Secuestraron a María Rosa para conocer los horarios del personal, y a Crescencio y Jesús los torturaron para arrebatarles el gran secreto.

"No sé de qué me habla, caballero". En realidad, cabaiero, con la inconfundible cadencia cubana. Eso fue lo que escucharon otros supliciados en Orletti, como Patricio Biedma, por ejemplo, un argentino que se había enrolado en el MIR chileno y tras el golpe contra Augusto Pinochet volvió a su país con la ingenuidad de creerse a salvo.

El 13 de octubre de 1976, el prefecto Juan Castilla se dirigía a su puesto de comando en el destacamento Tigre, todavía de madrugada, cuando vio "unas 20 personas" que arrojaban "objetos voluminosos y contundentes" al canal San Fernando, "justo frente a la sidrera Del Valle".

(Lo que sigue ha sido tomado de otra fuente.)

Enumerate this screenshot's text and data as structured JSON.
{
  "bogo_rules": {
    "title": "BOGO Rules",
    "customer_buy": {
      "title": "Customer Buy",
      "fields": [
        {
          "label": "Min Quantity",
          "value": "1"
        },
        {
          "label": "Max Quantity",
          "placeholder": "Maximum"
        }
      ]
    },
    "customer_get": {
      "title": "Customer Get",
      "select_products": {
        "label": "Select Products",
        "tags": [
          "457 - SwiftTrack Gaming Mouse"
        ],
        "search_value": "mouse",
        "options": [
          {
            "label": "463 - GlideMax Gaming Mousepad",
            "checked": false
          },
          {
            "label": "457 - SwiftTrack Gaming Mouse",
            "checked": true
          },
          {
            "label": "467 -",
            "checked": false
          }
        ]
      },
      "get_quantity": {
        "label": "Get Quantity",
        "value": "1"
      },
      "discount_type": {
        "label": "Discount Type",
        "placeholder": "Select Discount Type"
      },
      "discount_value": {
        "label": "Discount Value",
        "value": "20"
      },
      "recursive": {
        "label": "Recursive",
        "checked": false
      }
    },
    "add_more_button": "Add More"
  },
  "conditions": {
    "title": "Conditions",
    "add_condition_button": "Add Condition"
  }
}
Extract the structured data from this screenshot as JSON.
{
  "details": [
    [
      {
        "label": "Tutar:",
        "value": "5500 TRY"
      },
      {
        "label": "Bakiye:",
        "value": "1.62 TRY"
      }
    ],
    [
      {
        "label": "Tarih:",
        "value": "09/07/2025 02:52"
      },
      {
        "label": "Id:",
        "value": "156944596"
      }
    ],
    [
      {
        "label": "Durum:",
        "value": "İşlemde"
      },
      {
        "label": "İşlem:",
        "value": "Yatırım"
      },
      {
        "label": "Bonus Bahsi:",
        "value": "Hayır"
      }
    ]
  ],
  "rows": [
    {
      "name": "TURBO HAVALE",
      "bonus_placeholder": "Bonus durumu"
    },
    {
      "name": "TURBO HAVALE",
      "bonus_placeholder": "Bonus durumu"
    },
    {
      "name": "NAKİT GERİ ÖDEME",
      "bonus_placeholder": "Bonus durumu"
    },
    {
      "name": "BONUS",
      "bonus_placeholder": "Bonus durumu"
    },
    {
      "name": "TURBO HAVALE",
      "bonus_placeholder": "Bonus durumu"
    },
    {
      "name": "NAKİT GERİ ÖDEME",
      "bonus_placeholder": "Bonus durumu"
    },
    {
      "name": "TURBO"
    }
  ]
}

Tambor de combustible donde se identificaron los restos del joven cubano Crescencio Galañena Hernández
Tambor de combustible donde se identificaron los restos del joven cubano Crescencio Galañena Hernández

Apenas llegó a su oficina, junto al embarcadero de lanchas colectivas, comunicó la novedad a sus superiores y recibió una orden de esas que no se convenía desacatar:

– Olvidate, no viste nada.

El 12 de junio de 2012, el juez federal Daniel Rafecas hizo remover aquellos "objetos": eran bidones de 200 litros de combustible, ya bastante corroídos, en cuyo interior había huesos humanos, todos con la misma característica: un agujero en el cráneo.

Tres de esos cadáveres correspondían, según los peritos forenses, a María Rosa Clementi de Cancere, Crescencio Galañena Hernández y Jesús Cejas Arias, condenados por no haber visto ni de cerca el tesoro montonero.